4. Health Monitoring¶
On-Demand Health Checks¶
Run a lightweight health check on any instance:
Coming Soon
The Python SDK for local development is not yet publicly available.
health = client.connector_instances.health_check(
instance_id="uuid-of-instance",
scope_type="organization",
scope_id="uuid-of-org",
timeout_seconds=10.0,
)
print(f"Status: {health.status}") # healthy or unhealthy
print(f"Latency: {health.latency_ms}ms")
if health.error:
print(f"Error: {health.error}")
Health Check Result Fields¶
| Field | Description |
|---|---|
status |
healthy or unhealthy |
latency_ms |
Round-trip time to the external system in milliseconds |
error |
Error message if the check failed, otherwise null |
Bulk Health Checks¶
Check multiple instances at once:
Coming Soon
The Python SDK for local development is not yet publicly available.
results = client.connector_instances.bulk_operation(
instance_ids=["uuid-1", "uuid-2", "uuid-3"],
action="health_check",
)
for r in results:
status = "OK" if r.status == "success" else "FAIL"
print(f" {r.instance_id}: {status}")
Expiring Credentials¶
Monitor credentials approaching expiration:
Coming Soon
The Python SDK for local development is not yet publicly available.

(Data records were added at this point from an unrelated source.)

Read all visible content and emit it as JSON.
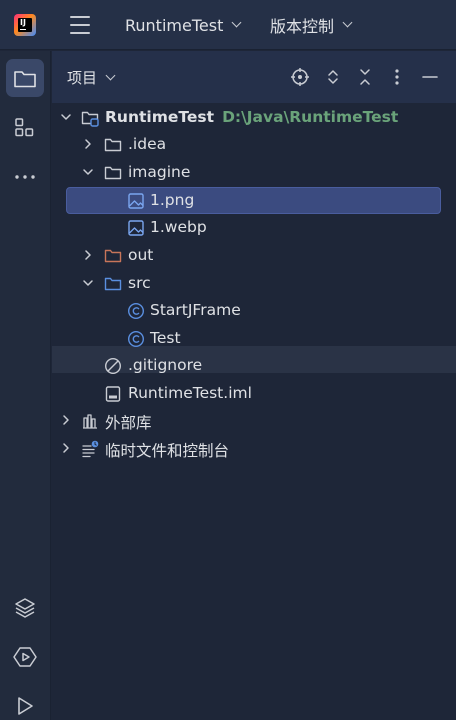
{
  "titlebar": {
    "project_menu": "RuntimeTest",
    "vcs_menu": "版本控制"
  },
  "panel": {
    "title": "项目"
  },
  "tree": {
    "root_name": "RuntimeTest",
    "root_path": "D:\\Java\\RuntimeTest",
    "items": [
      {
        "label": ".idea"
      },
      {
        "label": "imagine"
      },
      {
        "label": "1.png"
      },
      {
        "label": "1.webp"
      },
      {
        "label": "out"
      },
      {
        "label": "src"
      },
      {
        "label": "StartJFrame"
      },
      {
        "label": "Test"
      },
      {
        "label": ".gitignore"
      },
      {
        "label": "RuntimeTest.iml"
      },
      {
        "label": "外部库"
      },
      {
        "label": "临时文件和控制台"
      }
    ]
  },
  "colors": {
    "background": "#1e2638",
    "selection": "#3b4b80",
    "folder_excluded": "#c8755a",
    "folder_source": "#5a8fe0",
    "path_text": "#6aa37a"
  },
  "icons": [
    "jetbrains-logo-icon",
    "hamburger-menu-icon",
    "folder-icon",
    "structure-icon",
    "more-icon",
    "layers-icon",
    "services-icon",
    "run-icon",
    "crosshair-icon",
    "expand-collapse-icon",
    "collapse-all-icon",
    "kebab-icon",
    "minimize-icon"
  ]
}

expiring = client.connector_instances.list_expiring_credentials(
days_ahead=14,
)
for cred in expiring:
if cred.days_remaining < 0:
print(f"EXPIRED: {cred.connector_name} (expired {abs(cred.days_remaining):.0f} days ago)")
else:
print(f"EXPIRING: {cred.connector_name} ({cred.days_remaining:.0f} days remaining)")
Debugging Common Issues¶
Authentication Failures¶
| Symptom | Likely Cause | Fix |
|---|---|---|
401 Unauthorized |
Invalid or expired credentials | Re-store credentials and test connection |
403 Forbidden |
Credentials lack required permissions | Check API scopes/roles on the external system |
| Connection timeout | Network or firewall issue | Verify the external system is reachable from the platform |
test_endpoint returns unexpected status |
Wrong test URL or changed API | Update the test_endpoint in the connector descriptor |
Operation Failures¶
| Symptom | Likely Cause | Fix |
|---|---|---|
| Missing required parameter | Parameter not provided in request | Check operation parameter definitions |
| Type mismatch | String sent where integer expected | Verify field_type in parameter spec matches actual API |
| Empty response | Operation returns no data | Verify the query/filter parameters are correct |
| Rate limit exceeded | Too many requests in interval | Check rate_limits in descriptor and reduce request frequency |
MCP Tool Issues¶
| Symptom | Likely Cause | Fix |
|---|---|---|
| Tool not appearing for agent | MCP not enabled on connector | Set mcp_config.enabled: true in descriptor |
| Tool call fails silently | Credential scope mismatch | Ensure agent has credentials at the correct scope |
| Stale tool behavior | Cached MCP server | Update the connector descriptor to invalidate cache |
Enable logging for debugging
Connector operations are logged in the platform's observability system. Check the execution traces for detailed request/response data, including headers, status codes, and timing.